This lesson will give you practice with the workflow we will be using for the rest of the course and will give you some hands-on practice with important tools that you will need to be familiar with as a professional data scientist: the command line, git, GitHub, and Jupyter Notebook.
You will be able to:
- Make changes to a Jupyter Notebook and push it up to GitHub
- Perform basic computations in a Jupyter Notebook and store them in a variable
There are two types of lessons on Learn - readme's where you are mainly reading text or watching videos and perhaps executing a code block or two just to see what happens. For those lessons, you don't need to know any of what we're teaching below. All you need to do is to read them on Learn. Enjoy!
However, there are some lessons that require you to write code - projects and labs. Generally, labs are a little smaller and better specified, allowing you to practice a specific skill in isolation (like practicing throwing the ball up without hitting it to improve your tennis serve). Generally projects come towards the end of a section and are more open-ended, allowing you to bring together a range of different skills that you have learned (like playing a whole game of tennis - or at least practicing a complete serve).

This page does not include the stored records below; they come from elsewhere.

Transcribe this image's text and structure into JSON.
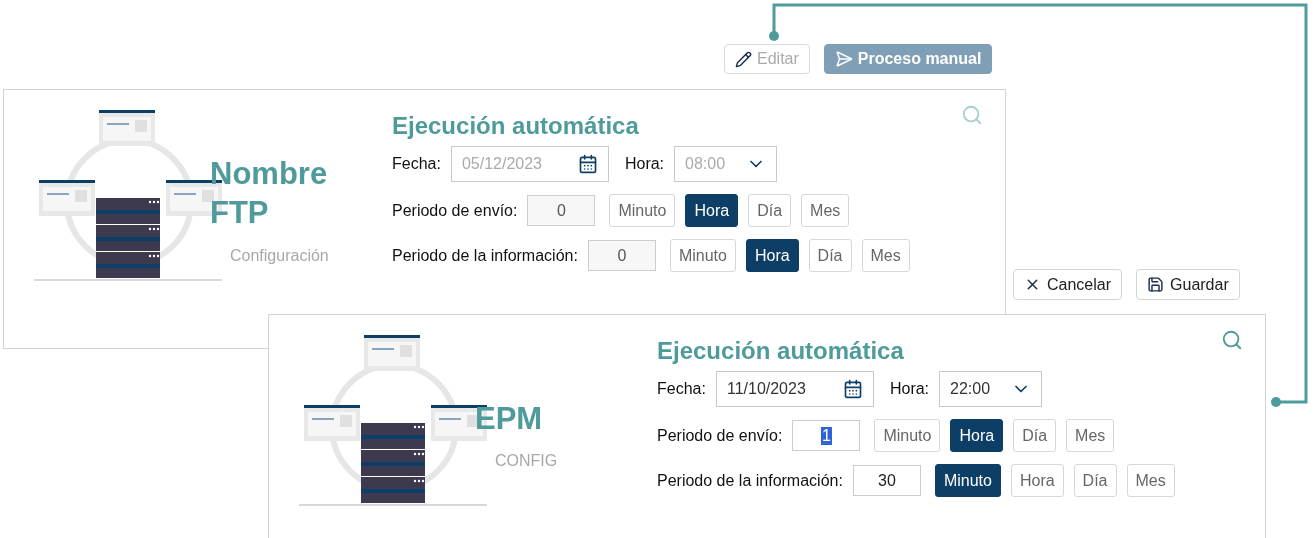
{
  "toolbar": {
    "buttons": [
      {
        "label": "Editar",
        "kind": "outline",
        "disabled": true
      },
      {
        "label": "Proceso manual",
        "kind": "filled",
        "disabled": false
      }
    ]
  },
  "actions": [
    {
      "label": "Cancelar"
    },
    {
      "label": "Guardar"
    }
  ],
  "cards": [
    {
      "name": "Nombre FTP",
      "subtitle": "Configuración",
      "disabled": true,
      "title": "Ejecución automática",
      "date": {
        "label": "Fecha:",
        "value": "05/12/2023"
      },
      "time": {
        "label": "Hora:",
        "value": "08:00"
      },
      "periods": [
        {
          "label": "Periodo de envío:",
          "value": "0",
          "text_selected": false,
          "options": [
            {
              "label": "Minuto",
              "selected": false
            },
            {
              "label": "Hora",
              "selected": true
            },
            {
              "label": "Día",
              "selected": false
            },
            {
              "label": "Mes",
              "selected": false
            }
          ]
        },
        {
          "label": "Periodo de la información:",
          "value": "0",
          "text_selected": false,
          "options": [
            {
              "label": "Minuto",
              "selected": false
            },
            {
              "label": "Hora",
              "selected": true
            },
            {
              "label": "Día",
              "selected": false
            },
            {
              "label": "Mes",
              "selected": false
            }
          ]
        }
      ]
    },
    {
      "name": "EPM",
      "subtitle": "CONFIG",
      "disabled": false,
      "title": "Ejecución automática",
      "date": {
        "label": "Fecha:",
        "value": "11/10/2023"
      },
      "time": {
        "label": "Hora:",
        "value": "22:00"
      },
      "periods": [
        {
          "label": "Periodo de envío:",
          "value": "1",
          "text_selected": true,
          "options": [
            {
              "label": "Minuto",
              "selected": false
            },
            {
              "label": "Hora",
              "selected": true
            },
            {
              "label": "Día",
              "selected": false
            },
            {
              "label": "Mes",
              "selected": false
            }
          ]
        },
        {
          "label": "Periodo de la información:",
          "value": "30",
          "text_selected": false,
          "options": [
            {
              "label": "Minuto",
              "selected": true
            },
            {
              "label": "Hora",
              "selected": false
            },
            {
              "label": "Día",
              "selected": false
            },
            {
              "label": "Mes",
              "selected": false
            }
          ]
        }
      ]
    }
  ]
}
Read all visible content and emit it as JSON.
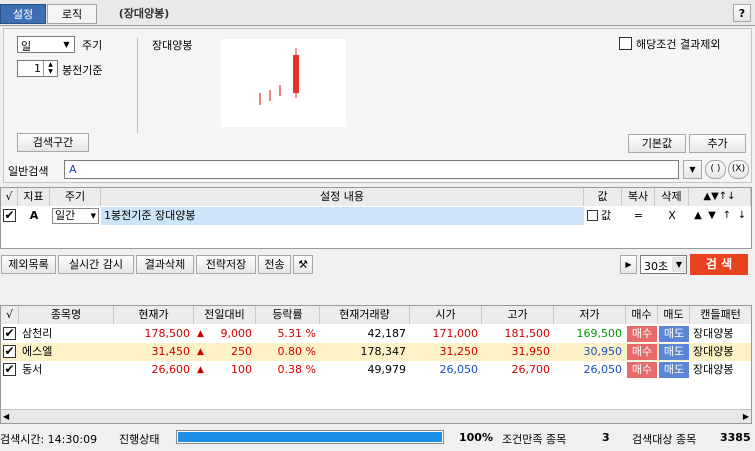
{
  "tabs": {
    "setting": "설정",
    "logic": "로직",
    "condition_title": "(장대양봉)",
    "help": "?"
  },
  "period": {
    "unit_value": "일",
    "unit_label": "주기",
    "bar_value": "1",
    "bar_label": "봉전기준"
  },
  "condition_name": "장대양봉",
  "exclude_label": "해당조건 결과제외",
  "buttons": {
    "search_range": "검색구간",
    "default": "기본값",
    "add": "추가"
  },
  "general_search": {
    "label": "일반검색",
    "value": "A"
  },
  "paren_btn": "( )",
  "x_btn": "(X)",
  "cond_table": {
    "headers": [
      "√",
      "지표",
      "주기",
      "설정 내용",
      "값",
      "복사",
      "삭제",
      "▲▼↑↓"
    ],
    "row": {
      "indicator": "A",
      "period": "일간",
      "content": "1봉전기준 장대양봉",
      "value_label": "값",
      "copy": "=",
      "delete": "X",
      "arrows": [
        "▲",
        "▼",
        "↑",
        "↓"
      ]
    }
  },
  "toolbar": {
    "items": [
      "제외목록",
      "실시간 감시",
      "결과삭제",
      "전략저장",
      "전송"
    ],
    "interval": "30초",
    "search": "검 색"
  },
  "result_table": {
    "headers": [
      "√",
      "종목명",
      "현재가",
      "전일대비",
      "등락률",
      "현재거래량",
      "시가",
      "고가",
      "저가",
      "매수",
      "매도",
      "캔들패턴"
    ],
    "rows": [
      {
        "name": "삼천리",
        "price": "178,500",
        "diff": "9,000",
        "rate": "5.31 %",
        "volume": "42,187",
        "open": "171,000",
        "high": "181,500",
        "low": "169,500",
        "buy": "매수",
        "sell": "매도",
        "pattern": "장대양봉"
      },
      {
        "name": "에스엘",
        "price": "31,450",
        "diff": "250",
        "rate": "0.80 %",
        "volume": "178,347",
        "open": "31,250",
        "high": "31,950",
        "low": "30,950",
        "buy": "매수",
        "sell": "매도",
        "pattern": "장대양봉"
      },
      {
        "name": "동서",
        "price": "26,600",
        "diff": "100",
        "rate": "0.38 %",
        "volume": "49,979",
        "open": "26,050",
        "high": "26,700",
        "low": "26,050",
        "buy": "매수",
        "sell": "매도",
        "pattern": "장대양봉"
      }
    ]
  },
  "status": {
    "time_label": "검색시간: 14:30:09",
    "progress_label": "진행상태",
    "progress_pct": "100%",
    "progress": 1.0,
    "match_label": "조건만족 종목",
    "match_count": "3",
    "target_label": "검색대상 종목",
    "target_count": "3385"
  },
  "colors": {
    "accent_red": "#e8421e",
    "buy_bg": "#e86a6a",
    "sell_bg": "#5b86d6",
    "highlight_row": "#fdf1c8",
    "progress_blue": "#1e8ee6"
  }
}
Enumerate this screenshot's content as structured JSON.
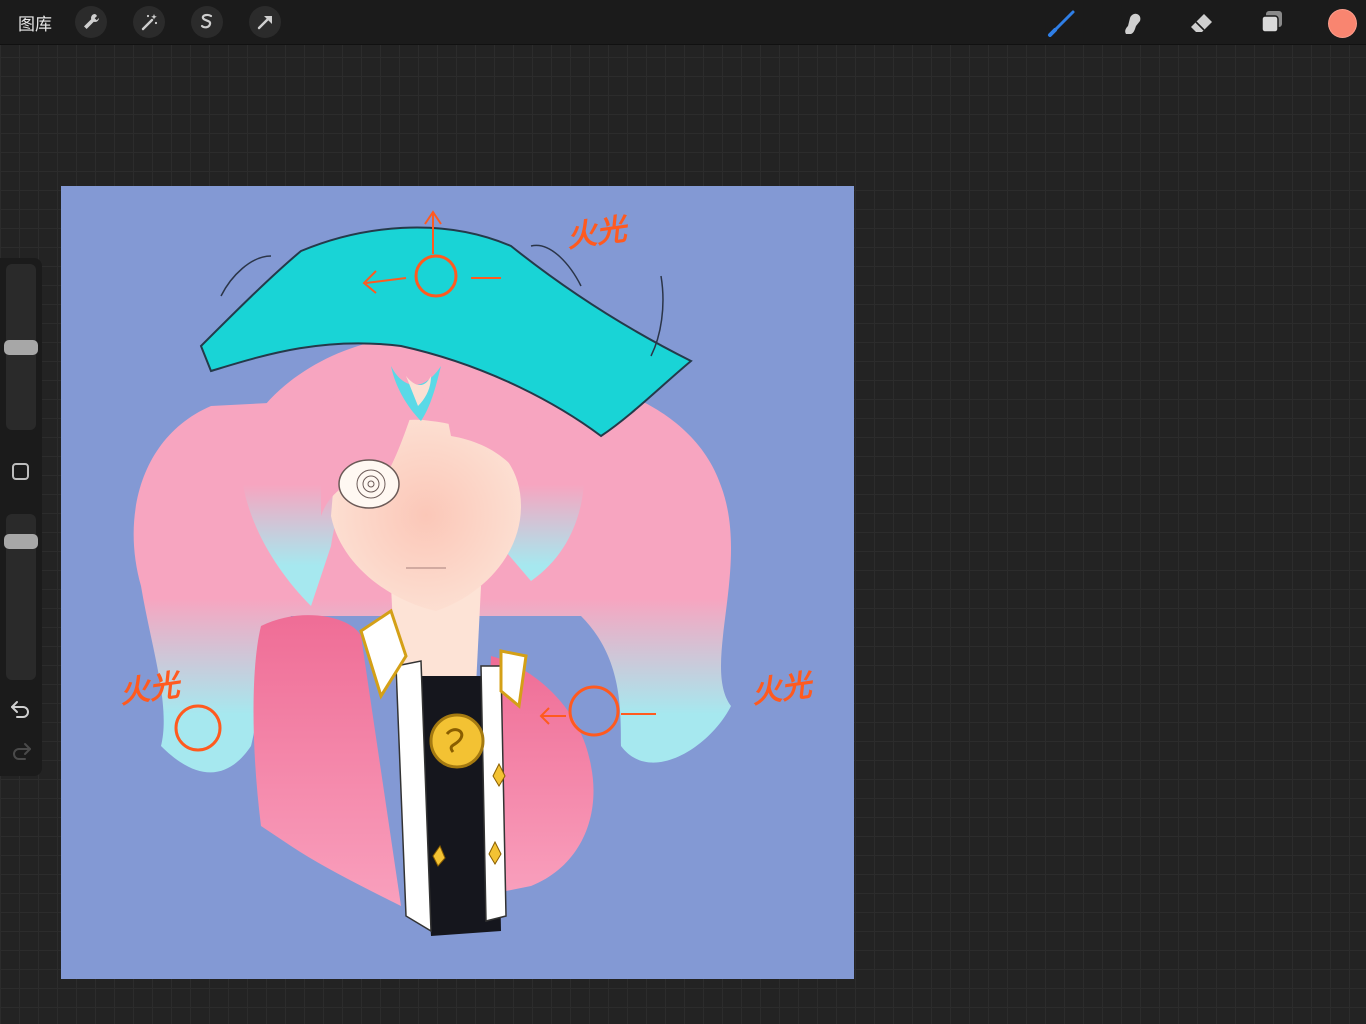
{
  "topbar": {
    "gallery_label": "图库",
    "left_tools": [
      "wrench-icon",
      "magic-wand-icon",
      "selection-icon",
      "transform-icon"
    ],
    "right_tools": [
      "brush-icon",
      "smudge-icon",
      "eraser-icon",
      "layers-icon"
    ],
    "active_tool": "brush",
    "current_color": "#f98570"
  },
  "sidebar": {
    "brush_size_level": 0.5,
    "opacity_level": 0.87,
    "buttons": [
      "modify-button",
      "undo-icon",
      "redo-icon"
    ]
  },
  "canvas": {
    "background_color": "#8399d4",
    "annotations": [
      "火光",
      "火光",
      "火光"
    ]
  },
  "colors": {
    "hat": "#19d4d6",
    "hair": "#f7a5c0",
    "hair_tips": "#a6e8ef",
    "cape": "#f0789f",
    "skin": "#fcd9cb",
    "annotation": "#ff5a1f",
    "active_tool": "#2f7fe7"
  }
}
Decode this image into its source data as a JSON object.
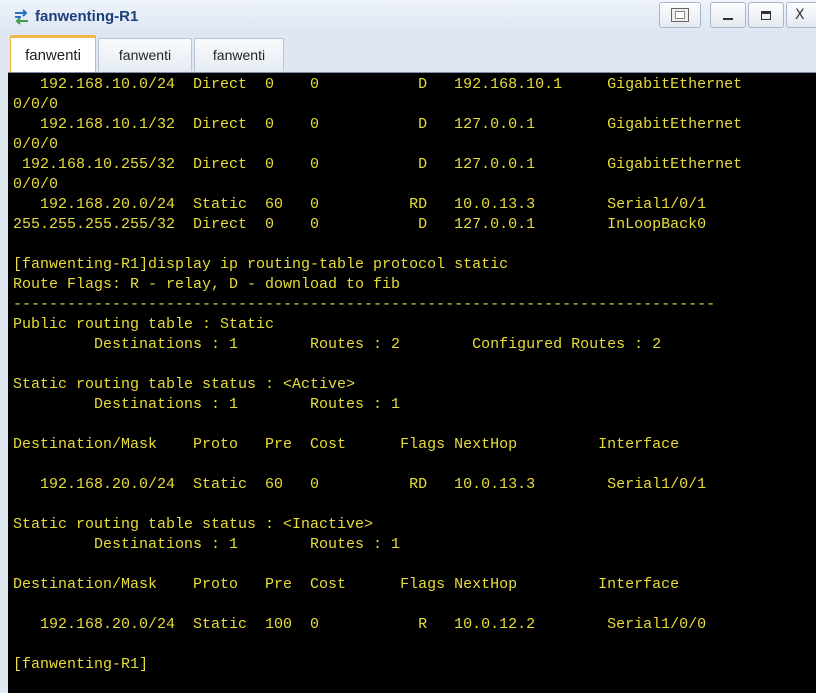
{
  "window": {
    "title": "fanwenting-R1",
    "close_label": "X"
  },
  "tabs": [
    {
      "label": "fanwenti",
      "active": true
    },
    {
      "label": "fanwenti",
      "active": false
    },
    {
      "label": "fanwenti",
      "active": false
    }
  ],
  "colors": {
    "console_bg": "#000000",
    "console_text": "#e8dc3c",
    "active_tab_accent": "#f0b64a",
    "title_text": "#1c3f77"
  },
  "console": {
    "lines": [
      "   192.168.10.0/24  Direct  0    0           D   192.168.10.1     GigabitEthernet",
      "0/0/0",
      "   192.168.10.1/32  Direct  0    0           D   127.0.0.1        GigabitEthernet",
      "0/0/0",
      " 192.168.10.255/32  Direct  0    0           D   127.0.0.1        GigabitEthernet",
      "0/0/0",
      "   192.168.20.0/24  Static  60   0          RD   10.0.13.3        Serial1/0/1",
      "255.255.255.255/32  Direct  0    0           D   127.0.0.1        InLoopBack0",
      "",
      "[fanwenting-R1]display ip routing-table protocol static",
      "Route Flags: R - relay, D - download to fib",
      "------------------------------------------------------------------------------",
      "Public routing table : Static",
      "         Destinations : 1        Routes : 2        Configured Routes : 2",
      "",
      "Static routing table status : <Active>",
      "         Destinations : 1        Routes : 1",
      "",
      "Destination/Mask    Proto   Pre  Cost      Flags NextHop         Interface",
      "",
      "   192.168.20.0/24  Static  60   0          RD   10.0.13.3        Serial1/0/1",
      "",
      "Static routing table status : <Inactive>",
      "         Destinations : 1        Routes : 1",
      "",
      "Destination/Mask    Proto   Pre  Cost      Flags NextHop         Interface",
      "",
      "   192.168.20.0/24  Static  100  0           R   10.0.12.2        Serial1/0/0",
      "",
      "[fanwenting-R1]"
    ]
  }
}
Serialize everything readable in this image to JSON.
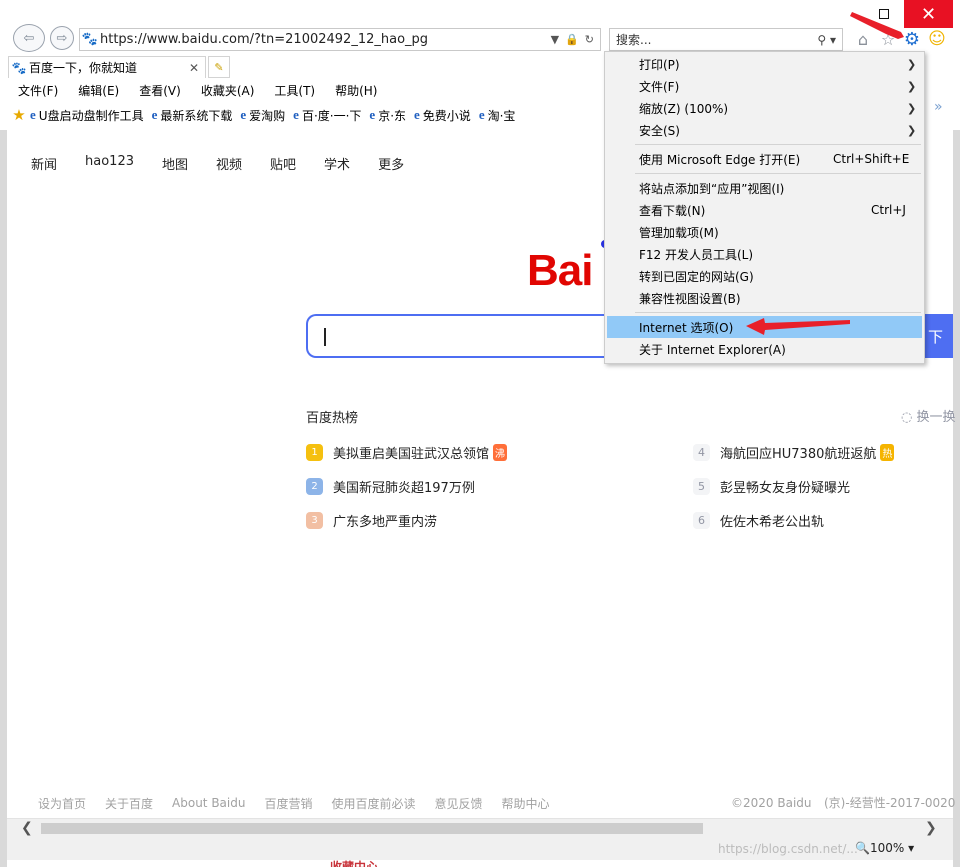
{
  "browser": {
    "address_url": "https://www.baidu.com/?tn=21002492_12_hao_pg",
    "search_placeholder": "搜索...",
    "tab_title": "百度一下，你就知道",
    "zoom_level": "100%",
    "menu_bar": [
      "文件(F)",
      "编辑(E)",
      "查看(V)",
      "收藏夹(A)",
      "工具(T)",
      "帮助(H)"
    ],
    "favorites": [
      "U盘启动盘制作工具",
      "最新系统下载",
      "爱淘购",
      "百·度·一·下",
      "京·东",
      "免费小说",
      "淘·宝"
    ]
  },
  "page": {
    "top_nav": [
      "新闻",
      "hao123",
      "地图",
      "视频",
      "贴吧",
      "学术",
      "更多"
    ],
    "logo_text": "Bai",
    "search_button_text": "下",
    "hot_title": "百度热榜",
    "refresh_label": "换一换",
    "hot_list": [
      {
        "rank": "1",
        "text": "美拟重启美国驻武汉总领馆",
        "tag": "沸"
      },
      {
        "rank": "2",
        "text": "美国新冠肺炎超197万例",
        "tag": ""
      },
      {
        "rank": "3",
        "text": "广东多地严重内涝",
        "tag": ""
      },
      {
        "rank": "4",
        "text": "海航回应HU7380航班返航",
        "tag": "热"
      },
      {
        "rank": "5",
        "text": "彭昱畅女友身份疑曝光",
        "tag": ""
      },
      {
        "rank": "6",
        "text": "佐佐木希老公出轨",
        "tag": ""
      }
    ],
    "footer_links": [
      "设为首页",
      "关于百度",
      "About Baidu",
      "百度营销",
      "使用百度前必读",
      "意见反馈",
      "帮助中心"
    ],
    "copyright": "©2020 Baidu",
    "license": "(京)-经营性-2017-0020",
    "bottom_partial": "收藏中心"
  },
  "tools_menu": {
    "items": [
      {
        "label": "打印(P)",
        "submenu": true
      },
      {
        "label": "文件(F)",
        "submenu": true
      },
      {
        "label": "缩放(Z) (100%)",
        "submenu": true
      },
      {
        "label": "安全(S)",
        "submenu": true
      },
      {
        "label": "使用 Microsoft Edge 打开(E)",
        "shortcut": "Ctrl+Shift+E"
      },
      {
        "label": "将站点添加到“应用”视图(I)"
      },
      {
        "label": "查看下载(N)",
        "shortcut": "Ctrl+J"
      },
      {
        "label": "管理加载项(M)"
      },
      {
        "label": "F12 开发人员工具(L)"
      },
      {
        "label": "转到已固定的网站(G)"
      },
      {
        "label": "兼容性视图设置(B)"
      },
      {
        "label": "Internet 选项(O)",
        "highlighted": true
      },
      {
        "label": "关于 Internet Explorer(A)"
      }
    ]
  },
  "watermark": "https://blog.csdn.net/...",
  "colors": {
    "accent_blue": "#4e6ef2",
    "close_red": "#e81123",
    "highlight": "#91c9f7",
    "annotation_red": "#e8202a",
    "baidu_red": "#e10602"
  }
}
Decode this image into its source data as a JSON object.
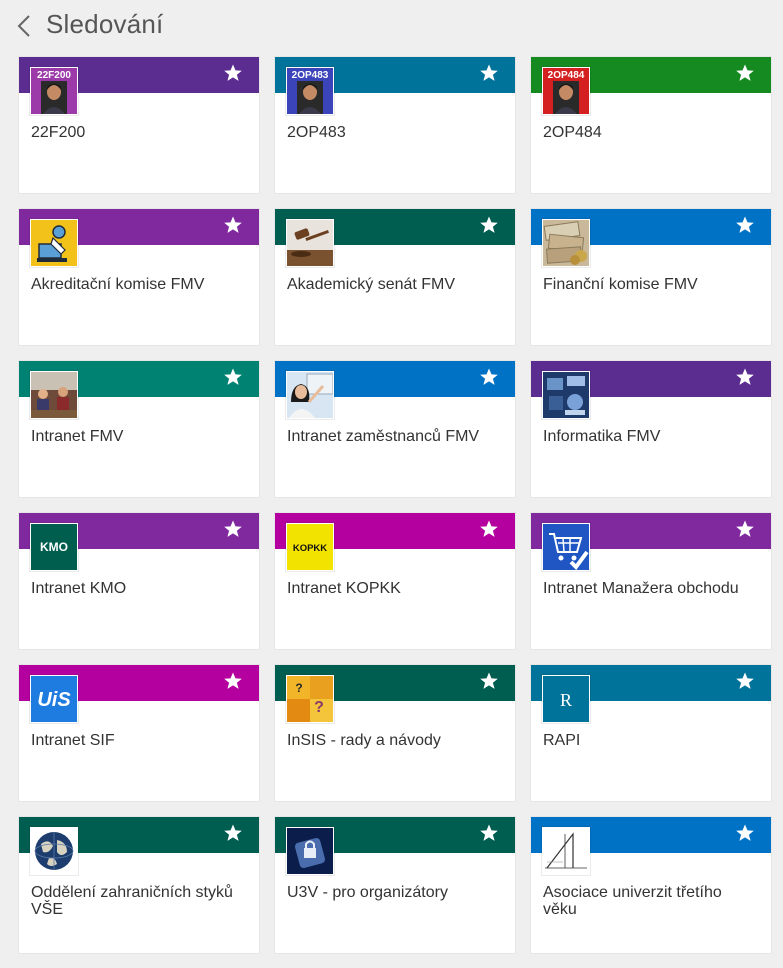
{
  "header": {
    "title": "Sledování",
    "back_icon": "chevron-left-icon"
  },
  "tiles": [
    {
      "name": "22F200",
      "color": "#5c2d91",
      "logo": "portrait-badge",
      "logo_text": "22F200",
      "logo_bg": "#9b3aa8"
    },
    {
      "name": "2OP483",
      "color": "#00739a",
      "logo": "portrait-badge",
      "logo_text": "2OP483",
      "logo_bg": "#3b44b8"
    },
    {
      "name": "2OP484",
      "color": "#148a21",
      "logo": "portrait-badge",
      "logo_text": "2OP484",
      "logo_bg": "#d42020"
    },
    {
      "name": "Akreditační komise FMV",
      "color": "#80299e",
      "logo": "person-computer",
      "logo_text": "",
      "logo_bg": "#f2c21a"
    },
    {
      "name": "Akademický senát FMV",
      "color": "#005e51",
      "logo": "gavel",
      "logo_text": "",
      "logo_bg": "#e8e3dc"
    },
    {
      "name": "Finanční komise FMV",
      "color": "#0072c6",
      "logo": "banknotes",
      "logo_text": "",
      "logo_bg": "#c9b99a"
    },
    {
      "name": "Intranet FMV",
      "color": "#008272",
      "logo": "classroom",
      "logo_text": "",
      "logo_bg": "#6e4a3a"
    },
    {
      "name": "Intranet zaměstnanců FMV",
      "color": "#0072c6",
      "logo": "presenter",
      "logo_text": "",
      "logo_bg": "#d7e6f2"
    },
    {
      "name": "Informatika FMV",
      "color": "#5c2d91",
      "logo": "tech-collage",
      "logo_text": "",
      "logo_bg": "#1d3a6b"
    },
    {
      "name": "Intranet KMO",
      "color": "#80299e",
      "logo": "text-badge",
      "logo_text": "KMO",
      "logo_bg": "#005e4e"
    },
    {
      "name": "Intranet KOPKK",
      "color": "#b4009e",
      "logo": "text-badge",
      "logo_text": "KOPKK",
      "logo_bg": "#f3e300"
    },
    {
      "name": "Intranet Manažera obchodu",
      "color": "#80299e",
      "logo": "cart",
      "logo_text": "",
      "logo_bg": "#1f56c4"
    },
    {
      "name": "Intranet SIF",
      "color": "#b4009e",
      "logo": "uis",
      "logo_text": "UiS",
      "logo_bg": "#1e7be0"
    },
    {
      "name": "InSIS - rady a návody",
      "color": "#005e51",
      "logo": "puzzle",
      "logo_text": "",
      "logo_bg": "#e2a21c"
    },
    {
      "name": "RAPI",
      "color": "#00739a",
      "logo": "letter",
      "logo_text": "R",
      "logo_bg": "#00739a"
    },
    {
      "name": "Oddělení zahraničních styků VŠE",
      "color": "#005e51",
      "logo": "globe",
      "logo_text": "",
      "logo_bg": "#ffffff"
    },
    {
      "name": "U3V - pro organizátory",
      "color": "#005e51",
      "logo": "lock",
      "logo_text": "",
      "logo_bg": "#0b1d4a"
    },
    {
      "name": "Asociace univerzit třetího věku",
      "color": "#0072c6",
      "logo": "triangle-logo",
      "logo_text": "",
      "logo_bg": "#ffffff"
    }
  ],
  "icons": {
    "star": "star-icon",
    "back": "chevron-left-icon"
  }
}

It's easy to tell from a lessons title if it is a project, a lab or a readme. If the title ends with " - Lab", it's a lab. If the title starts with the word "Project", it's a project. If neither of those two things is true, it's a readme!
The process we're teaching you below is only required for labs and projects - not readme's
Before we get into data science and Jupyter Notebooks, we'll need to know a tiny bit about our command line. When conducting data science (or programming in general), it's important to get comfortable with the command line. On Mac computers, this is the terminal application. On Windows computers, we'll use "Git Bash". The command line serves as a low-level interpreter through which you, the user, can send commands directly to the computer. As a computer user, you previously have probably sent commands to the computer through a graphical user interface (GUI) such as a web browser, text editor, photo editor, or any other of the myriad of computer programs now in existence. While the command line is initially daunting with its cryptic looking text, we will quickly see some of the many advantages it can have.
One of the many useful features of the command line will be using git to clone (download) a local copy of the curriculum hosted on learn.co. This will allow you to work offline and to save changes as you work through exercises and start programming!
To start, for Mac users, open the terminal application, for Windows, open “Git Bash”.
The first command to try out is pwd which stands for print working directory. This will tell you where you currently are in the computer's directory structure. Try it out.
The next essential command is cd which stands for change directory. This allows you to navigate to different folders on your computer's hard drive. Typing cd by itself will automatically take you to your home directory. Typing cd and a folder name will take you to that folder. Typing cd .. will move you one folder up in the hierarchy. Play around and trying moving between folders for a minute or two.
An extraordinarly useful feature when working on the command line is tab completion. This allows you to hit the tab button to autocomplete names once you have made a unique specification.
For example, if you navigate to your root directory by running the command cd, if you're on a Mac, you will probably have 2 folders within your root directory named "Downloads" and "Documents" (these are standard folder names created by default in most systems, although you may have renamed them, or your system may be different). With these, or longer folder names, it can sometimes become cumbersome to type the full folder name. instead, you can start typing the command and folder name such as "cd Dow" and then press tab to autocomplete. Like magic, the command line should complete the statement correctly to be cd Downloads. (Note: this will not work if you have another folder that begins with "Dow". Similarly, if you just typed cd D or cd Do followed by tab, the command line will not autocomplete, as the selection is not unique, because D or Do could both refer to either Documents or Downloads. Also note that these commands are case sensitive, and folder capitalization much be matched exactly.
Continuing with navigating the computer's hard drive, it's useful to know how to list files. This is done with the ls command, short for list.
You can also pass optional parameters to ls such as ls -a which list all files (including hidden files), ls -l which will give a long listing of files (including file size and last edit times) or you can pass multiple parameters simultaneously such as ls -al to produce a detailed listing of all files.
Also very useful is the wildcard parameter. For example, if you wanted to list all files in the current working directory that begin with a, you could type ls a*
. Here, the asterix (*
) denotes anything is allowed following the a. Similarly, to list all pdf files in the current working directory we could type ls *.pdf
, or to list all text files, we could type ls *.txt
.
Finally, as you continue to navigate the file directory from the command line it can be useful to be able to create new folders. To do this, use the mkdir command, which stands for make directory. Try it out with mkdir NewFolderName. Afterward, use the ls command to see that there is indeed a new folder, and if you wish, move into the new folder using the cd command.
Now that you can navigate the file directory using the command line, you're ready to download some course materials from the web to your local environment.
-
Create a folder on your computer for your course materials and navigate into it.
-
Then create a subfolder titled "section01" and navigate into that.
-
Return to your web browser and navigate to the lesson you want to download.
-
Click the GitHub icon
You'll be redirected to the associated GitHub repository like this.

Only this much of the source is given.